Mom's Chicken Enchiladas

This was my most-requested meal growing up. While not the easiest dish to make and certainly not the healthiest, this is the first thing that comes to mind when I think of comfort food. I like to make a giant batch of these so we have leftovers to freeze. The key to the leftovers is to freeze them just after you roll them and before cooking them - this keeps them from drying out when you reheat. Feel free to play with the recipe too. My mom sometimes adds fresh cilantro and fresh jalapeno.

Time: 2 hours
Serves: 12?

  • 5-6 cups of cooked, shredded chicken
  • 1/4 cup of butter
  • 1 large onion
  • 2 cans of RoTel
  • 2 cans of diced tomatoes
  • 2 lb block of Velveeta
  • ~30 corn tortillas
  1. If you need to cook your chicken, use the method I described in my Chicken Stuffed Poblano Peppers recipe. I did this with 4 large bone-in, skin-on chicken breasts and wound up with 5-6 cups of chicken. You could also use a rotisserie chicken or any other leftover chicken you might have.
  2. Peel and chop your onion.
  3. Open your cans of tomatoes and RoTel and drain them into a bowl. You might need the extra liquid later.
  4. Preheat your oven to 350°
  5. Get out 2 large baking dishes and a few freezer-safe flat containers to roll the enchiladas into. A 13 inch baking dish should hold about 12 enchiladas and this recipe makes about 30 to give you an idea of what you need.
  1. Put a large saucepan over medium heat and add your 1/4 cup (1/2 a stick) of butter.
  2. Once your butter melts, add your chopped onion and cook for 5-6 minutes until onions are tender but not yet brown.

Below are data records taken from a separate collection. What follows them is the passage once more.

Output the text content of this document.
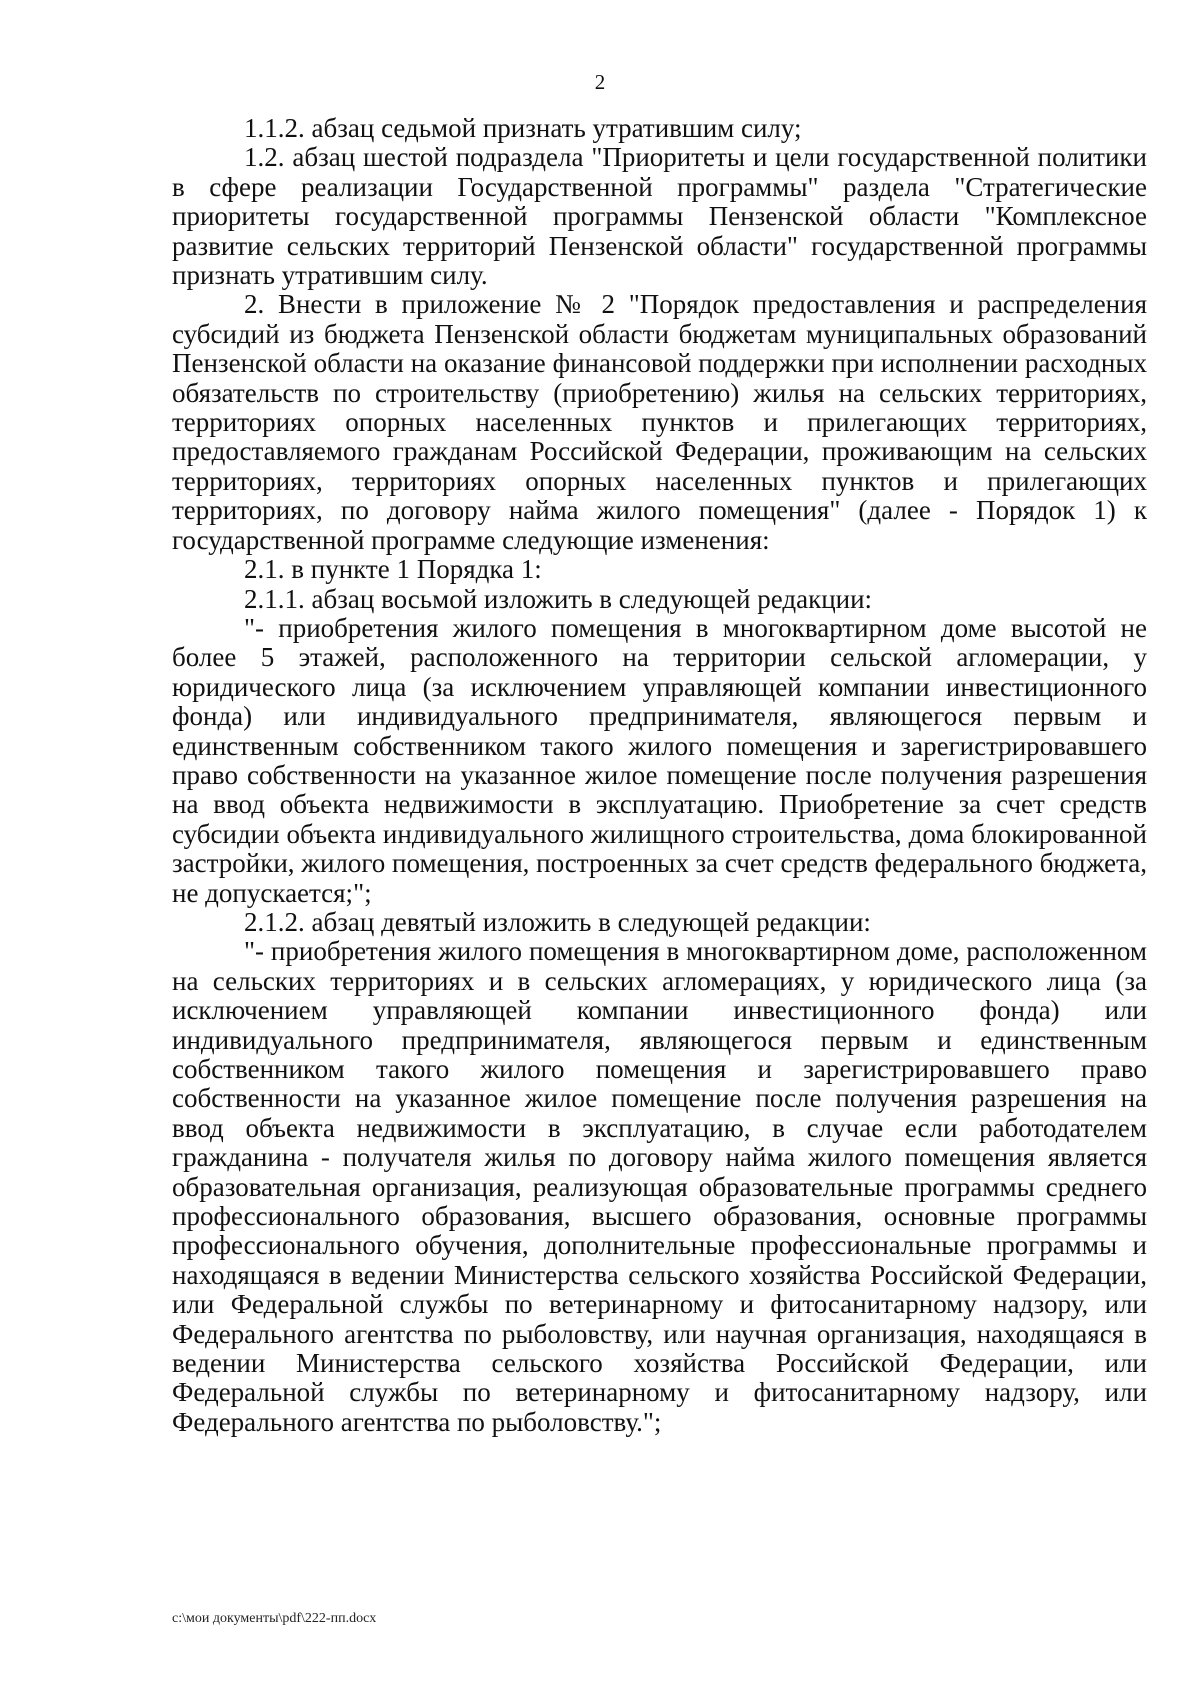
2

1.1.2. абзац седьмой признать утратившим силу;

1.2. абзац шестой подраздела "Приоритеты и цели государственной политики в сфере реализации Государственной программы" раздела "Стратегические приоритеты государственной программы Пензенской области "Комплексное развитие сельских территорий Пензенской области" государственной программы признать утратившим силу.

2. Внести в приложение № 2 "Порядок предоставления и распределения субсидий из бюджета Пензенской области бюджетам муниципальных образований Пензенской области на оказание финансовой поддержки при исполнении расходных обязательств по строительству (приобретению) жилья на сельских территориях, территориях опорных населенных пунктов и прилегающих территориях, предоставляемого гражданам Российской Федерации, проживающим на сельских территориях, территориях опорных населенных пунктов и прилегающих территориях, по договору найма жилого помещения" (далее - Порядок 1) к государственной программе следующие изменения:

2.1. в пункте 1 Порядка 1:

2.1.1. абзац восьмой изложить в следующей редакции:

"- приобретения жилого помещения в многоквартирном доме высотой не более 5 этажей, расположенного на территории сельской агломерации, у юридического лица (за исключением управляющей компании инвестиционного фонда) или индивидуального предпринимателя, являющегося первым и единственным собственником такого жилого помещения и зарегистрировавшего право собственности на указанное жилое помещение после получения разрешения на ввод объекта недвижимости в эксплуатацию. Приобретение за счет средств субсидии объекта индивидуального жилищного строительства, дома блокированной застройки, жилого помещения, построенных за счет средств федерального бюджета, не допускается;";

2.1.2. абзац девятый изложить в следующей редакции:

"- приобретения жилого помещения в многоквартирном доме, расположенном на сельских территориях и в сельских агломерациях, у юридического лица (за исключением управляющей компании инвестиционного фонда) или индивидуального предпринимателя, являющегося первым и единственным собственником такого жилого помещения и зарегистрировавшего право собственности на указанное жилое помещение после получения разрешения на ввод объекта недвижимости в эксплуатацию, в случае если работодателем гражданина - получателя жилья по договору найма жилого помещения является образовательная организация, реализующая образовательные программы среднего профессионального образования, высшего образования, основные программы профессионального обучения, дополнительные профессиональные программы и находящаяся в ведении Министерства сельского хозяйства Российской Федерации, или Федеральной службы по ветеринарному и фитосанитарному надзору, или Федерального агентства по рыболовству, или научная организация, находящаяся в ведении Министерства сельского хозяйства Российской Федерации, или Федеральной службы по ветеринарному и фитосанитарному надзору, или Федерального агентства по рыболовству.";

c:\мои документы\pdf\222-пп.docx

  3. Add your drained tomatoes and RoTel and cook for another 10 minutes until tomatoes cook down a bit.
  4. Cut your Velveeta into chunks and add those to the onion and tomato mixture, stirring it together until the cheese is melted.

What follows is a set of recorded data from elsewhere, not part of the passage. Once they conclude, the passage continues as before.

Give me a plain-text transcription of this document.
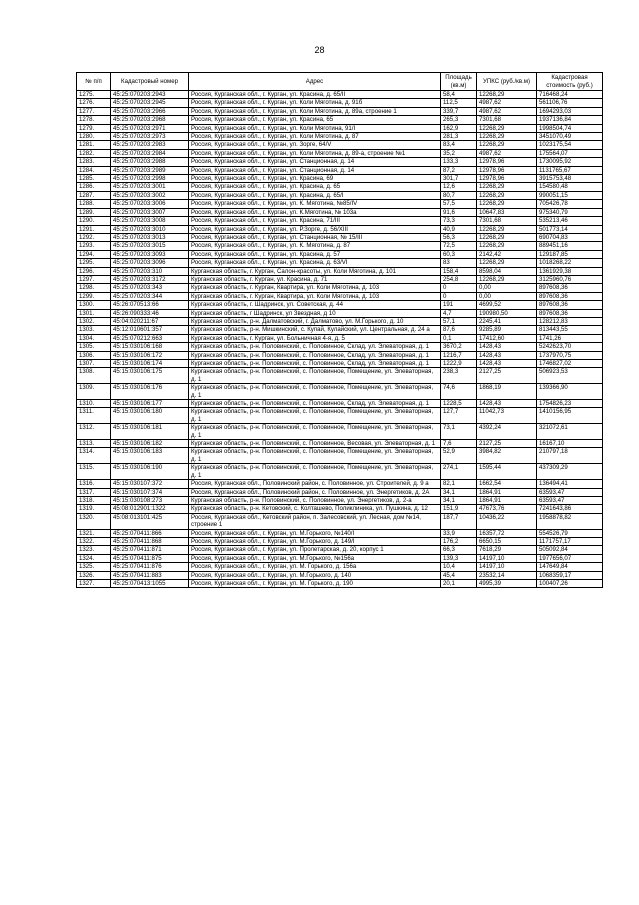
28
№ п/п	Кадастровый номер	Адрес	Площадь (кв.м)	УПКС (руб./кв.м)	Кадастровая стоимость (руб.)
1275.	45:25:070203:2943	Россия, Курганская обл., г. Курган, ул. Красина, д. 65/II	58,4	12268,29	716468,24
1276.	45:25:070203:2945	Россия, Курганская обл., г. Курган, ул. Коли Мяготина, д. 91б	112,5	4987,62	561106,76
1277.	45:25:070203:2966	Россия, Курганская обл., г. Курган, ул. Коли Мяготина, д. 89а, строение 1	339,7	4987,62	1694293,03
1278.	45:25:070203:2968	Россия, Курганская обл., г. Курган, ул. Красина, 65	265,3	7301,68	1937136,84
1279.	45:25:070203:2971	Россия, Курганская обл., г. Курган, ул. Коли Мяготина, 91/I	162,9	12268,29	1998504,74
1280.	45:25:070203:2973	Россия, Курганская обл., г. Курган, ул. Коли Мяготина, д. 87	281,3	12268,29	3451070,49
1281.	45:25:070203:2983	Россия, Курганская обл., г. Курган, ул. Зорге, 64/V	83,4	12268,29	1023175,54
1282.	45:25:070203:2984	Россия, Курганская обл., г. Курган, ул. Коли Мяготина, д. 89-а, строение №1	35,2	4987,62	175564,07
1283.	45:25:070203:2988	Россия, Курганская обл., г. Курган, ул. Станционная, д. 14	133,3	12978,96	1730095,92
1284.	45:25:070203:2989	Россия, Курганская обл., г. Курган, ул. Станционная, д. 14	87,2	12978,96	1131765,67
1285.	45:25:070203:2998	Россия, Курганская обл., г. Курган, ул. Красина, 69	301,7	12978,96	3915753,48
1286.	45:25:070203:3001	Россия, Курганская обл., г. Курган, ул. Красина, д. 65	12,6	12268,29	154580,48
1287.	45:25:070203:3002	Россия, Курганская обл., г. Курган, ул. Красина, д. 65/I	80,7	12268,29	990051,15
1288.	45:25:070203:3006	Россия, Курганская обл., г. Курган, ул. К. Мяготина, №85/IV	57,5	12268,29	705426,78
1289.	45:25:070203:3007	Россия, Курганская обл., г. Курган, ул. К.Мяготина, № 103а	91,6	10647,83	975340,79
1290.	45:25:070203:3008	Россия, Курганская обл., г. Курган, ул. Красина, 71/III	73,3	7301,68	535213,46
1291.	45:25:070203:3010	Россия, Курганская обл., г. Курган, ул. Р.Зорге, д. 56/XIII	40,9	12268,29	501773,14
1292.	45:25:070203:3013	Россия, Курганская обл., г. Курган, ул. Станционная, № 15/III	56,3	12268,29	690704,83
1293.	45:25:070203:3015	Россия, Курганская обл., г. Курган, ул. К. Мяготина, д. 87	72,5	12268,29	889451,16
1294.	45:25:070203:3093	Россия, Курганская обл., г. Курган, ул. Красина, д. 57	60,3	2142,42	129187,85
1295.	45:25:070203:3096	Россия, Курганская обл., г. Курган, ул. Красина, д. 63/VI	83	12268,29	1018268,22
1296.	45:25:070203:310	Курганская область, г. Курган, Салон-красоты, ул. Коли Мяготина, д. 101	158,4	8598,04	1361929,38
1297.	45:25:070203:3172	Курганская область, г. Курган, ул. Красина, д. 71	254,8	12268,29	3125960,76
1298.	45:25:070203:343	Курганская область, г. Курган, Квартира, ул. Коли Мяготина, д. 103	0	0,00	897608,36
1299.	45:25:070203:344	Курганская область, г. Курган, Квартира, ул. Коли Мяготина, д. 103	0	0,00	897608,36
1300.	45:26:070513:66	Курганская область, г. Шадринск, ул. Советская, д. 44	191	4699,52	897608,36
1301.	45:26:090333:46	Курганская область, г Шадринск, ул Звездная, д 10	4,7	190980,50	897608,36
1302.	45:04:020211:67	Курганская область, р-н. Далматовский, г. Далматово, ул. М.Горького, д. 10	57,1	2245,41	128212,83
1303.	45:12:010601:357	Курганская область, р-н. Мишкинский, с. Купай, Кулайский, ул. Центральная, д. 24 а	87,6	9285,89	813443,55
1304.	45:25:070212:663	Курганская область, г. Курган, ул. Больничная 4-я, д. 5	0,1	17412,60	1741,26
1305.	45:15:030106:168	Курганская область, р-н. Половинский, с. Половинное, Склад, ул. Элеваторная, д. 1	3670,2	1428,43	5242623,70
1306.	45:15:030106:172	Курганская область, р-н. Половинский, с. Половинное, Склад, ул. Элеваторная, д. 1	1216,7	1428,43	1737970,75
1307.	45:15:030106:174	Курганская область, р-н. Половинский, с. Половинное, Склад, ул. Элеваторная, д. 1	1222,9	1428,43	1746827,02
1308.	45:15:030106:175	Курганская область, р-н. Половинский, с. Половинное, Помещение, ул. Элеваторная, д. 1	238,3	2127,25	506923,53
1309.	45:15:030106:176	Курганская область, р-н. Половинский, с. Половинное, Помещение, ул. Элеваторная, д. 1	74,6	1868,19	139366,90
1310.	45:15:030106:177	Курганская область, р-н. Половинский, с. Половинное, Склад, ул. Элеваторная, д. 1	1228,5	1428,43	1754826,23
1311.	45:15:030106:180	Курганская область, р-н. Половинский, с. Половинное, Помещение, ул. Элеваторная, д. 1	127,7	11042,73	1410156,95
1312.	45:15:030106:181	Курганская область, р-н. Половинский, с. Половинное, Помещение, ул. Элеваторная, д. 1	73,1	4392,24	321072,61
1313.	45:15:030106:182	Курганская область, р-н. Половинский, с. Половинное, Весовая, ул. Элеваторная, д. 1	7,6	2127,25	16167,10
1314.	45:15:030106:183	Курганская область, р-н. Половинский, с. Половинное, Помещение, ул. Элеваторная, д. 1	52,9	3984,82	210797,18
1315.	45:15:030106:190	Курганская область, р-н. Половинский, с. Половинное, Помещение, ул. Элеваторная, д. 1	274,1	1595,44	437309,29
1316.	45:15:030107:372	Россия, Курганская обл., Половинский район, с. Половинное, ул. Строителей, д. 9 а	82,1	1662,54	136494,41
1317.	45:15:030107:374	Россия, Курганская обл., Половинский район, с. Половинное, ул. Энергетиков, д. 2А	34,1	1864,91	63593,47
1318.	45:15:030108:273	Курганская область, р-н. Половинский, с. Половинное, ул. Энергетиков, д. 2-а	34,1	1864,91	63593,47
1319.	45:08:012901:1322	Курганская область, р-н. Кетовский, с. Колташево, Поликлиника, ул. Пушкина, д. 12	151,9	47673,76	7241643,86
1320.	45:08:013101:425	Россия, Курганская обл., Кетовский район, п. Залесовский, ул. Лесная, дом №14, строение 1	187,7	10436,22	1958878,82
1321.	45:25:070411:866	Россия, Курганская обл., г. Курган, ул. М.Горького, №140/I	33,9	16357,72	554526,79
1322.	45:25:070411:868	Россия, Курганская обл., г. Курган, ул. М.Горького, д. 149/I	176,2	6650,15	1171757,17
1323.	45:25:070411:871	Россия, Курганская обл., г. Курган, ул. Пролетарская, д. 20, корпус 1	66,3	7618,29	505092,84
1324.	45:25:070411:875	Россия, Курганская обл., г. Курган, ул. М.Горького, №156а	139,3	14197,10	1977656,07
1325.	45:25:070411:876	Россия, Курганская обл., г. Курган, ул. М. Горького, д. 156а	10,4	14197,10	147649,84
1326.	45:25:070411:883	Россия, Курганская обл., г. Курган, ул. М.Горького, д. 140	45,4	23532,14	1068359,17
1327.	45:25:070413:1055	Россия, Курганская обл., г. Курган, ул. М. Горького, д. 190	20,1	4995,39	100407,26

  5. Add your chicken to the mixture and stir together. At this point, your mixture should be a similar thickness to fresh queso. You can add some of your reserved tomato mixture to thin it out a bit if you need to. This is a good time to get out the chips and taste it to make sure it's okay. ;)
  6. Now you'll need to soften your tortillas. You can do this while the Velveeta is melting if you think of it. If not, just keep your sauce on low heat while you warm the first batch of tortillas. Lay out as many tortillas as you can fit on your biggest baking sheet. Spray one side with spray oil, then flip them and spray the other side. Put the pan in the oven for 3 minutes. Repeat this until all of your tortillas are warm, keeping them in a clean dish towel so they'll stay warm as you go.
  7. Once your first batch of tortillas is warm, you can start assembling your enchiladas. Spoon a heaping TBSP full of the sauce into each tortilla, rolling them and laying them in a baking dish as you go. I think I burned my hand getting this picture so I hope it gives you a good feel for how much filling you need.
  8. Top each of your baking dishes with more of the enchilada sauce. I did this as I finished each pan to make sure I'd have enough sauce to fully cover each pan.
  9. Freeze the dishes you aren't making right away and bake your batch for tonight for 20-30 minutes until bubbling and crisp around the edges.